When the king returned to Bangkok and received the People's Party delegation, he stood up. In Siamese culture, the king always remained seated when subjects paid their respects. "I rise to honor the Khana Ratsadon," he said. Seven hundred years of absolute monarchy ended like that.

⚔️ The First Coup

Less than a year after the revolution succeeded, the same army drove out the elected prime minister. That was 1933. The precedent of revolution became the precedent of the coup.

In 1938, Plaek Phibunsongkhram eliminated his rivals, aligned with fascism, and brought Siam into the Second World War on Japan's side. In 1947, the military toppled an elected government again. In 1951, Phibun staged a coup against his own government to restore the 1932 constitution. In 1957, Sarit Thanarat ousted his own superior. In 1958, Sarit staged a second coup and completed a dictatorship.

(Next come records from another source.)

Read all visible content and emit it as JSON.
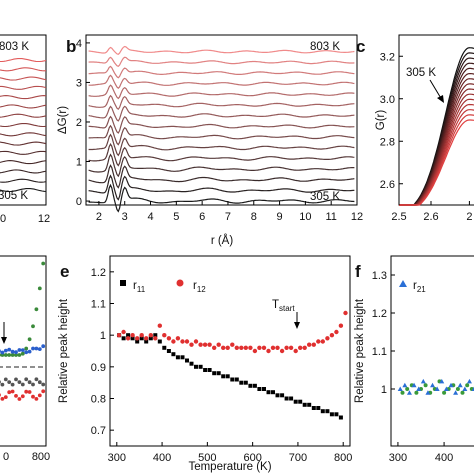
{
  "figure": {
    "panels": [
      {
        "id": "a",
        "letter": "",
        "annotations": [
          "803 K",
          "305 K"
        ],
        "x_ticks": [
          "10",
          "12"
        ]
      },
      {
        "id": "b",
        "letter": "b",
        "annotations": [
          "803 K",
          "305 K"
        ]
      },
      {
        "id": "c",
        "letter": "c",
        "annotations": [
          "305 K"
        ]
      },
      {
        "id": "d",
        "letter": "",
        "annotations": [],
        "x_ticks": [
          "0",
          "800"
        ]
      },
      {
        "id": "e",
        "letter": "e"
      },
      {
        "id": "f",
        "letter": "f"
      }
    ]
  },
  "chart_data": [
    {
      "id": "a",
      "type": "line",
      "x_visible_range": [
        8.8,
        12
      ],
      "curve_count": 15,
      "series_colors": "black (305 K) to light red (803 K)",
      "annotations": [
        "803 K",
        "305 K"
      ]
    },
    {
      "id": "b",
      "type": "line",
      "xlabel": "r (Å)",
      "ylabel": "ΔG(r)",
      "xlim": [
        1.5,
        12
      ],
      "ylim": [
        -0.1,
        4.2
      ],
      "x_ticks": [
        2,
        3,
        4,
        5,
        6,
        7,
        8,
        9,
        10,
        11,
        12
      ],
      "y_ticks": [
        0,
        1,
        2,
        3,
        4
      ],
      "curve_count": 15,
      "curve_offset_step": 0.27,
      "low_T_color": "#1a1a1a",
      "high_T_color": "#f08a8a",
      "annotations": [
        "803 K",
        "305 K"
      ]
    },
    {
      "id": "c",
      "type": "line",
      "xlabel": "",
      "ylabel": "G(r)",
      "xlim": [
        2.5,
        2.75
      ],
      "ylim": [
        2.5,
        3.3
      ],
      "x_ticks": [
        2.5,
        2.6
      ],
      "x_tick_labels": [
        "2.5",
        "2.6",
        "2"
      ],
      "y_ticks": [
        2.6,
        2.8,
        3.0,
        3.2
      ],
      "curve_count": 15,
      "curve_peak_G_from": 3.24,
      "curve_peak_G_to": 2.9,
      "annotations": [
        "305 K"
      ]
    },
    {
      "id": "d",
      "type": "scatter",
      "x_ticks_visible": [
        "0",
        "800"
      ],
      "series": [
        {
          "name": "",
          "color": "#3a8a3a",
          "trend": "rising at high temperature"
        },
        {
          "name": "",
          "color": "#2a5fcc",
          "trend": "flat near baseline"
        },
        {
          "name": "",
          "color": "#555555",
          "trend": "flat below dashed line"
        },
        {
          "name": "",
          "color": "#e03030",
          "trend": "flat below dashed line"
        }
      ]
    },
    {
      "id": "e",
      "type": "scatter",
      "xlabel": "Temperature (K)",
      "ylabel": "Relative peak height",
      "xlim": [
        285,
        815
      ],
      "ylim": [
        0.65,
        1.25
      ],
      "x_ticks": [
        300,
        400,
        500,
        600,
        700,
        800
      ],
      "y_ticks": [
        0.7,
        0.8,
        0.9,
        1.0,
        1.1,
        1.2
      ],
      "legend": [
        {
          "name": "r",
          "sub": "11",
          "color": "#000000",
          "marker": "square"
        },
        {
          "name": "r",
          "sub": "12",
          "color": "#e03030",
          "marker": "circle"
        }
      ],
      "annotation": {
        "text": "T",
        "sub": "start",
        "x": 725
      },
      "series": [
        {
          "name": "r11",
          "color": "#000000",
          "x": [
            305,
            315,
            325,
            335,
            345,
            355,
            365,
            375,
            385,
            395,
            405,
            415,
            425,
            435,
            445,
            455,
            465,
            475,
            485,
            495,
            505,
            515,
            525,
            535,
            545,
            555,
            565,
            575,
            585,
            595,
            605,
            615,
            625,
            635,
            645,
            655,
            665,
            675,
            685,
            695,
            705,
            715,
            725,
            735,
            745,
            755,
            765,
            775,
            785,
            795
          ],
          "y": [
            1.0,
            0.99,
            1.0,
            0.99,
            0.98,
            0.99,
            0.98,
            0.99,
            1.0,
            0.98,
            0.96,
            0.95,
            0.94,
            0.93,
            0.93,
            0.92,
            0.91,
            0.9,
            0.9,
            0.89,
            0.89,
            0.88,
            0.88,
            0.87,
            0.87,
            0.86,
            0.86,
            0.85,
            0.85,
            0.84,
            0.84,
            0.83,
            0.83,
            0.82,
            0.82,
            0.81,
            0.81,
            0.8,
            0.8,
            0.79,
            0.79,
            0.78,
            0.78,
            0.77,
            0.77,
            0.76,
            0.76,
            0.75,
            0.75,
            0.74
          ]
        },
        {
          "name": "r12",
          "color": "#e03030",
          "x": [
            305,
            315,
            325,
            335,
            345,
            355,
            365,
            375,
            385,
            395,
            405,
            415,
            425,
            435,
            445,
            455,
            465,
            475,
            485,
            495,
            505,
            515,
            525,
            535,
            545,
            555,
            565,
            575,
            585,
            595,
            605,
            615,
            625,
            635,
            645,
            655,
            665,
            675,
            685,
            695,
            705,
            715,
            725,
            735,
            745,
            755,
            765,
            775,
            785,
            795,
            805
          ],
          "y": [
            1.0,
            1.01,
            0.99,
            1.0,
            0.99,
            1.0,
            0.99,
            1.0,
            0.99,
            1.03,
            1.0,
            0.99,
            0.98,
            0.99,
            0.98,
            0.98,
            0.97,
            0.98,
            0.97,
            0.97,
            0.97,
            0.96,
            0.97,
            0.96,
            0.96,
            0.97,
            0.96,
            0.96,
            0.96,
            0.96,
            0.95,
            0.96,
            0.96,
            0.95,
            0.96,
            0.96,
            0.95,
            0.96,
            0.96,
            0.95,
            0.96,
            0.96,
            0.97,
            0.97,
            0.98,
            0.98,
            0.99,
            1.0,
            1.01,
            1.03,
            1.07
          ]
        }
      ]
    },
    {
      "id": "f",
      "type": "scatter",
      "xlabel": "",
      "ylabel": "Relative peak height",
      "xlim": [
        285,
        480
      ],
      "ylim": [
        0.85,
        1.35
      ],
      "x_ticks": [
        300,
        400
      ],
      "y_ticks": [
        1.0,
        1.1,
        1.2,
        1.3
      ],
      "legend": [
        {
          "name": "r",
          "sub": "21",
          "color": "#2a6fd6",
          "marker": "triangle"
        }
      ],
      "series": [
        {
          "name": "r21",
          "color": "#2a6fd6",
          "x": [
            305,
            315,
            325,
            335,
            345,
            355,
            365,
            375,
            385,
            395,
            405,
            415,
            425,
            435,
            445,
            455,
            465,
            475
          ],
          "y": [
            1.0,
            1.01,
            0.99,
            1.01,
            1.0,
            1.02,
            0.99,
            1.01,
            1.0,
            1.02,
            1.0,
            1.01,
            0.99,
            1.01,
            1.0,
            1.02,
            1.0,
            1.01
          ]
        },
        {
          "name": "",
          "color": "#3a9a3a",
          "x": [
            310,
            320,
            330,
            340,
            350,
            360,
            370,
            380,
            390,
            400,
            410,
            420,
            430,
            440,
            450,
            460,
            470
          ],
          "y": [
            0.99,
            1.0,
            1.01,
            0.99,
            1.0,
            1.01,
            0.99,
            1.0,
            1.02,
            0.99,
            1.0,
            1.01,
            1.0,
            0.99,
            1.01,
            1.0,
            0.99
          ]
        }
      ]
    }
  ]
}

The military governed from 1947 to 1973 — twenty-six years.

🩸 1973 and 1976

In October 1973, students took to the streets. Hundreds of thousands demanded democracy. The military opened fire. When the crowds still would not go back, the military finally relinquished power. Thailand's first genuinely democratic government took office.

It lasted three years.

On October 6, 1976, the military massacred student protesters. The official death toll was forty-six. A coup followed, and democracy was erased again.

🔄 Repetition

1977, 1991, 2006, 2014. The coups continued. The pattern was nearly always the same. When an elected politician came into conflict with Bangkok's entrenched elite, the military intervened. In 2006, Prime Minister Thaksin Shinawatra was in New York for the UN General Assembly when the coup happened. In 2014, his sister Yingluck was removed the same way.

Not one coup leader was ever punished. Those who succeeded became prime ministers; those who failed went into exile or received pardons. Throughout the Cold War, the United States supported Thailand's military governments in the name of stopping communism.

📜 The Constitution

Since 1932, Thailand has rewritten its constitution twenty times. Each time a coup succeeded, the constitution was scrapped and a new one drafted. The constitution did not limit power. Power wrote the constitution.

🪙 The Missing Plaque

In the Royal Plaza where the 1932 revolution was proclaimed, a commemorative plaque had been set into the ground — engraved with the words of that day's declaration. One day the plaque was gone. No one has been held accountable for its disappearance.

🗳️ Now

In May 2023, a relatively free election was held. As of 2025, a territorial dispute with Cambodia has revived fears of another coup.

The first sentence of the constitution promulgated on June 24, 1932 is still there. The supreme power in this country belongs to all the people.